Speaking before an August 13 session of the Vermont Captive Insurance Association (VCIA), Mr. Diemel noted that RRG formations leaped during prior hard markets. For example, according to a slide Mr. Diemel presented, 69 RRGs were operating in 2001. Seven years later, the number of licensed RRGs had soared to an all-time high: 262.
"In early 2002, during the next hard market, the number of RRGs really exploded," Mr. Diemel said.
But as market conditions softened, the number of RRGs fell. By 2017, only 228 RRGs were operating, according to a slide Mr. Diemel presented. Currently, just 213 RRGs are in operation, according to the RRR.
"We have definitely seen a decline in the number of RRGs," Mr. Diemel said, adding that during a soft market, "traditional carriers are able to offer rates that a lot of RRGs can't compete with."

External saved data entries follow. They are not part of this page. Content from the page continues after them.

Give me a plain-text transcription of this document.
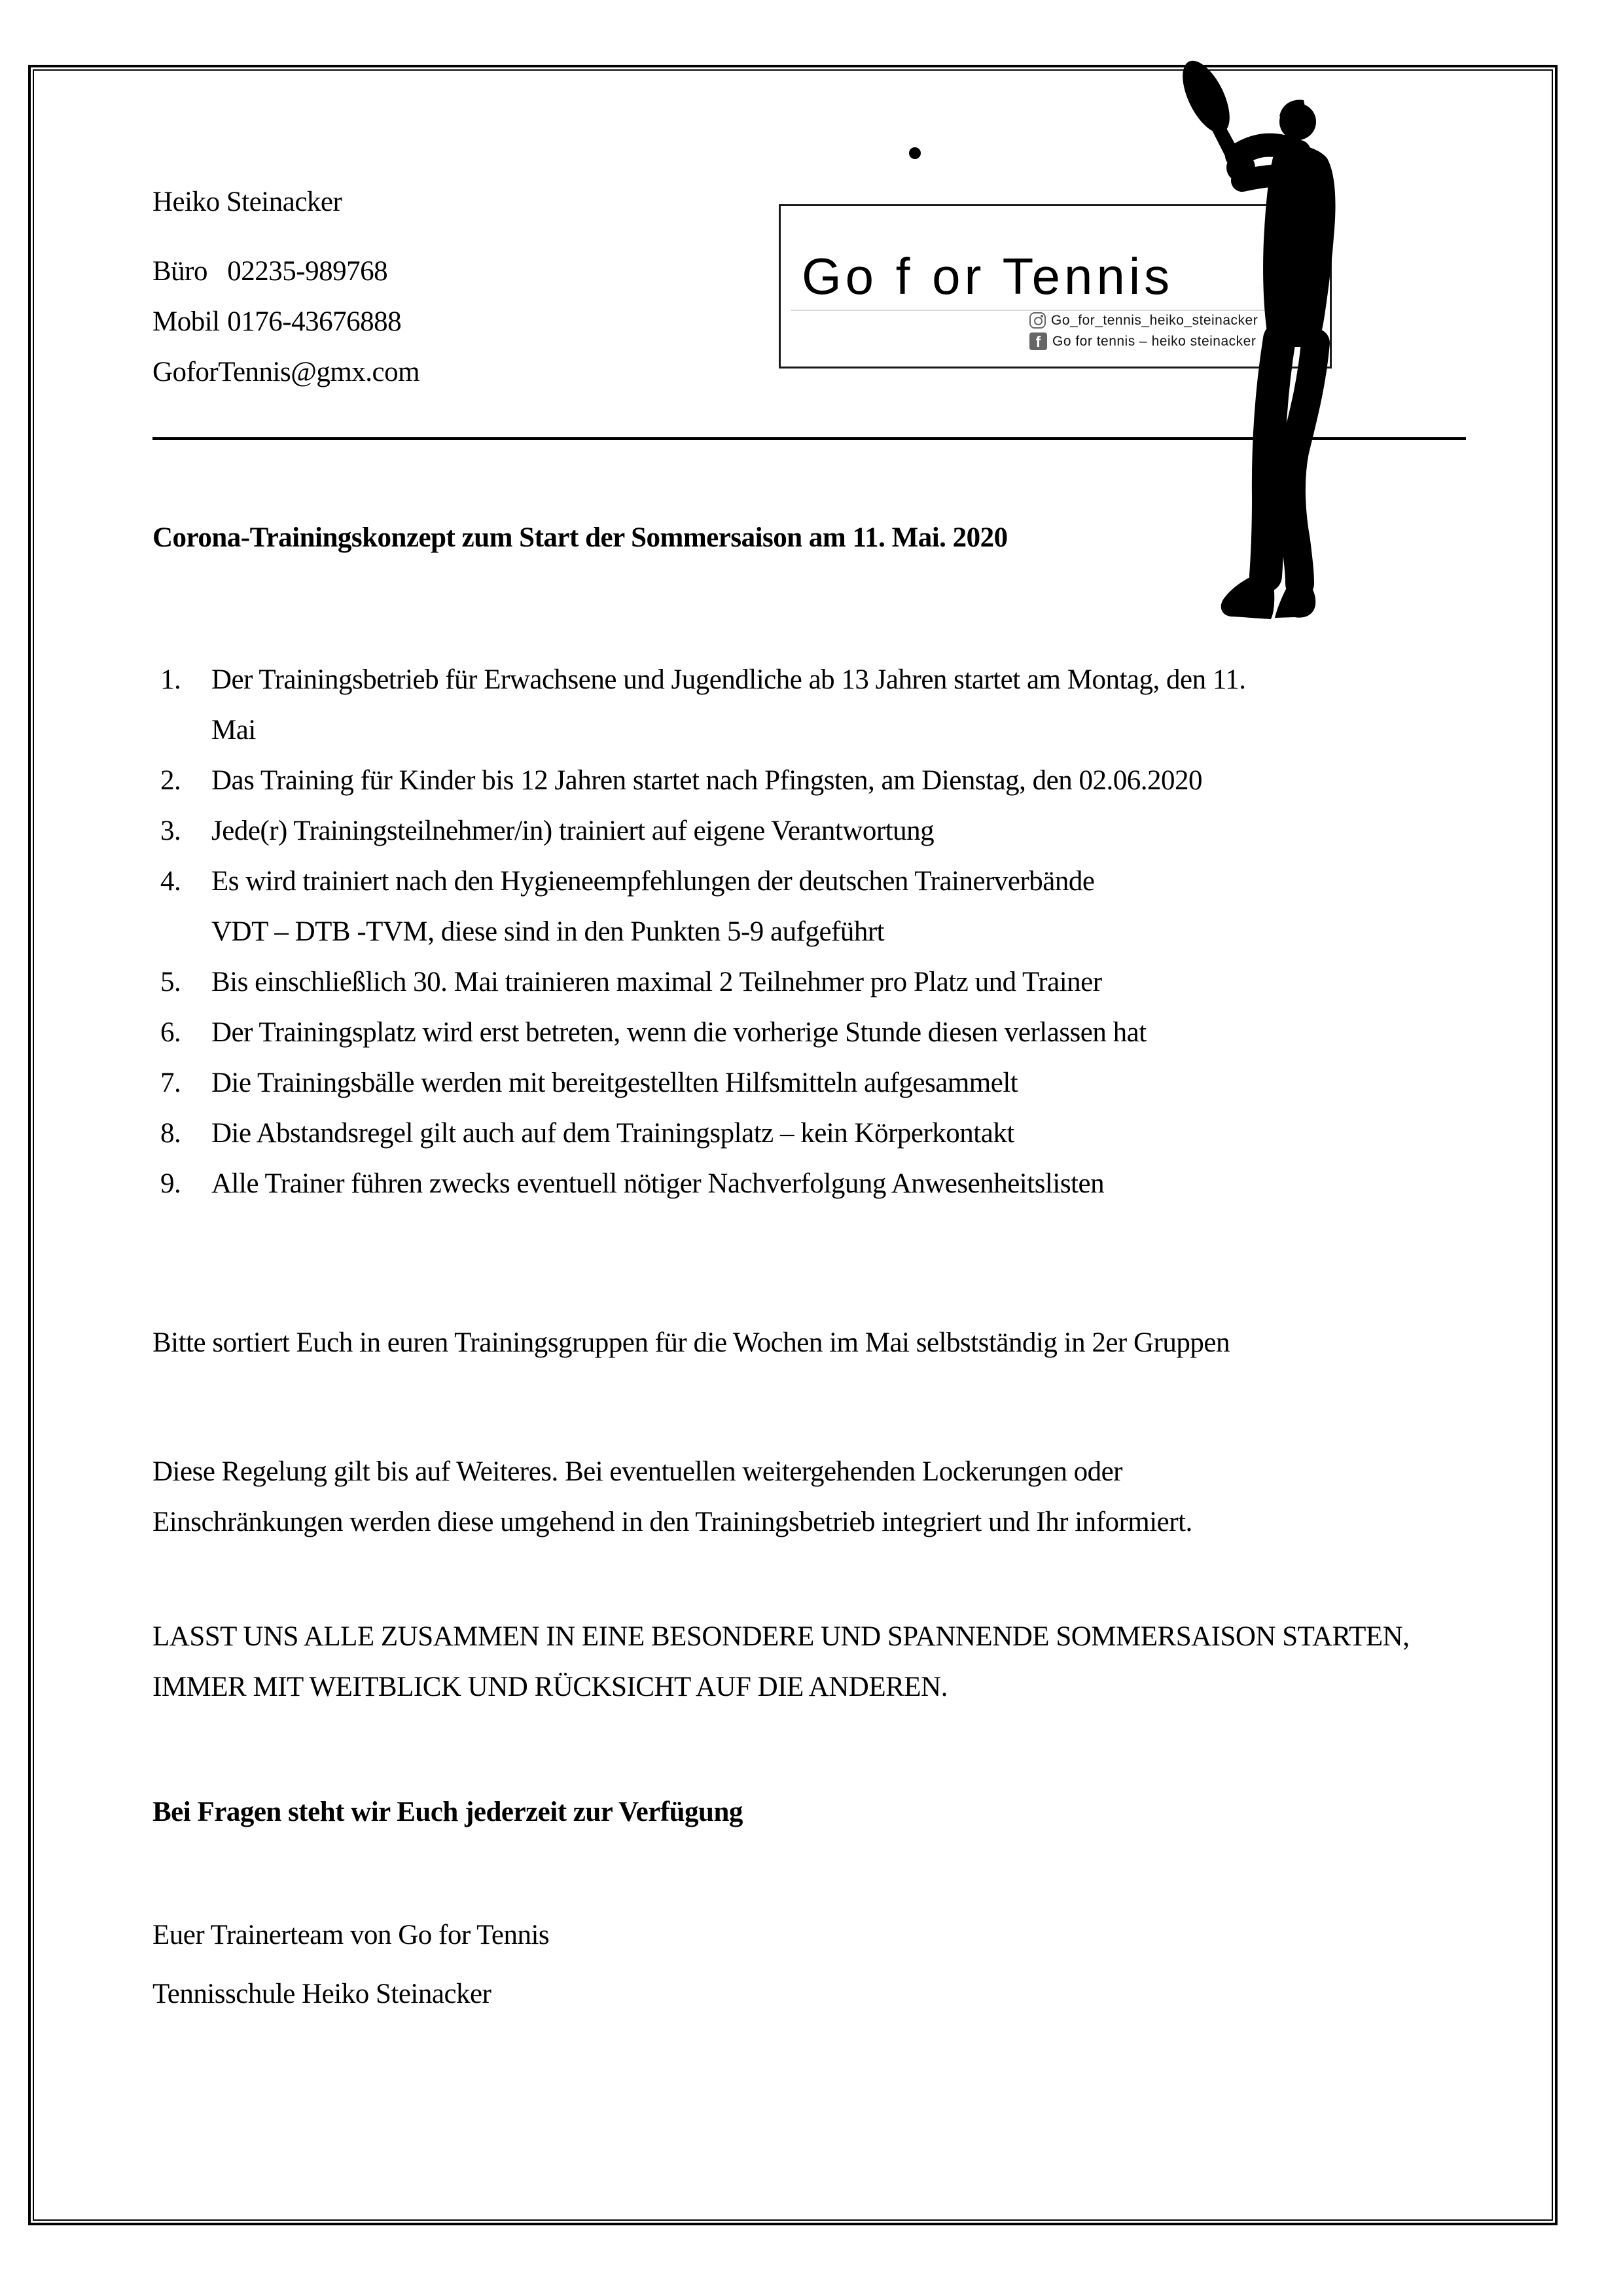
Heiko Steinacker
Büro 02235-989768
Mobil 0176-43676888
GoforTennis@gmx.com
Go f or Tennis
Go_for_tennis_heiko_steinacker
f Go for tennis – heiko steinacker
Corona-Trainingskonzept zum Start der Sommersaison am 11. Mai. 2020
1. Der Trainingsbetrieb für Erwachsene und Jugendliche ab 13 Jahren startet am Montag, den 11.
Mai
2. Das Training für Kinder bis 12 Jahren startet nach Pfingsten, am Dienstag, den 02.06.2020
3. Jede(r) Trainingsteilnehmer/in) trainiert auf eigene Verantwortung
4. Es wird trainiert nach den Hygieneempfehlungen der deutschen Trainerverbände
VDT – DTB -TVM, diese sind in den Punkten 5-9 aufgeführt
5. Bis einschließlich 30. Mai trainieren maximal 2 Teilnehmer pro Platz und Trainer
6. Der Trainingsplatz wird erst betreten, wenn die vorherige Stunde diesen verlassen hat
7. Die Trainingsbälle werden mit bereitgestellten Hilfsmitteln aufgesammelt
8. Die Abstandsregel gilt auch auf dem Trainingsplatz – kein Körperkontakt
9. Alle Trainer führen zwecks eventuell nötiger Nachverfolgung Anwesenheitslisten
Bitte sortiert Euch in euren Trainingsgruppen für die Wochen im Mai selbstständig in 2er Gruppen
Diese Regelung gilt bis auf Weiteres. Bei eventuellen weitergehenden Lockerungen oder
Einschränkungen werden diese umgehend in den Trainingsbetrieb integriert und Ihr informiert.
LASST UNS ALLE ZUSAMMEN IN EINE BESONDERE UND SPANNENDE SOMMERSAISON STARTEN,
IMMER MIT WEITBLICK UND RÜCKSICHT AUF DIE ANDEREN.
Bei Fragen steht wir Euch jederzeit zur Verfügung
Euer Trainerteam von Go for Tennis
Tennisschule Heiko Steinacker
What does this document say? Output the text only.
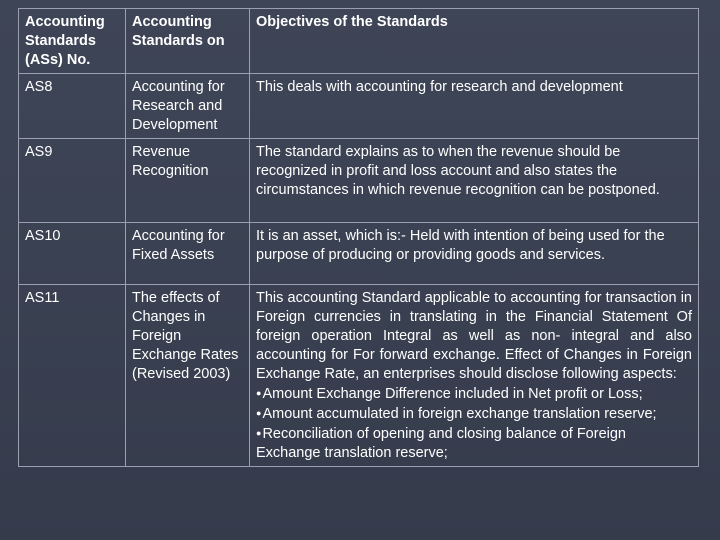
Accounting Standards (ASs) No.	Accounting Standards on	Objectives of the Standards
AS8	Accounting for Research and Development	This deals with accounting for research and development
AS9	Revenue Recognition	The standard explains as to when the revenue should be recognized in profit and loss account and also states the circumstances in which revenue recognition can be postponed.
AS10	Accounting for Fixed Assets	It is an asset, which is:- Held with intention of being used for the purpose of producing or providing goods and services.
AS11	The effects of Changes in Foreign Exchange Rates (Revised 2003)	This accounting Standard applicable to accounting for transaction in Foreign currencies in translating in the Financial Statement Of foreign operation Integral as well as non- integral and also accounting for For forward exchange. Effect of Changes in Foreign Exchange Rate, an enterprises should disclose following aspects:
●Amount Exchange Difference included in Net profit or Loss;
●Amount accumulated in foreign exchange translation reserve;
●Reconciliation of opening and closing balance of Foreign Exchange translation reserve;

Still, some RRGs continued to do well during the soft market. "A lot of RRGs have evolved beyond just being responsive to the hard market and have become leaders in the type of coverage they provide," Mr. Diemel said.
In addition, with conditions hardening in the commercial market, "there is a chance to really see the revitalization" in the RRG industry, Mr. Diemel said, adding, "Let's see what happens in the next couple of years."
Indeed, other speakers at the VCIA session noted the hardening of the traditional market. "It's gotten harder to pinpoint on when the market is going to change. But so it is and here we are. This is the rainy day we have been waiting for," said Mollie O'Brien, vice president of the American Excess Insurance Exchange Risk Retention Group, a Vermont-domiciled RRG.
"We're seeing dramatic rate increases in the commercial market," said Brian Johnson, chief underwriting officer for the Nonprofits Insurance Alliance, whose units include an RRG—Alliance of Nonprofits for Insurance, Risk Retention Group—that is licensed in Vermont.
While rates may be rising sharply in the commercial market, the same is not true among RRGs. While RRGs may not drop rates in the soft market, they also will not boost rates just because of escalating rates in the traditional market, Mr. Johnson said.
Looking ahead, Mr. Johnson sees more RRG growth ahead. "Once insurers and brokers have a better understanding of what risk retention groups can do, we can capture more market share and hold on to it," he said.
In addition, as RRG members have favorable experience, they are likely to recommend RRGs to others in their industry, Mr. Johnson said.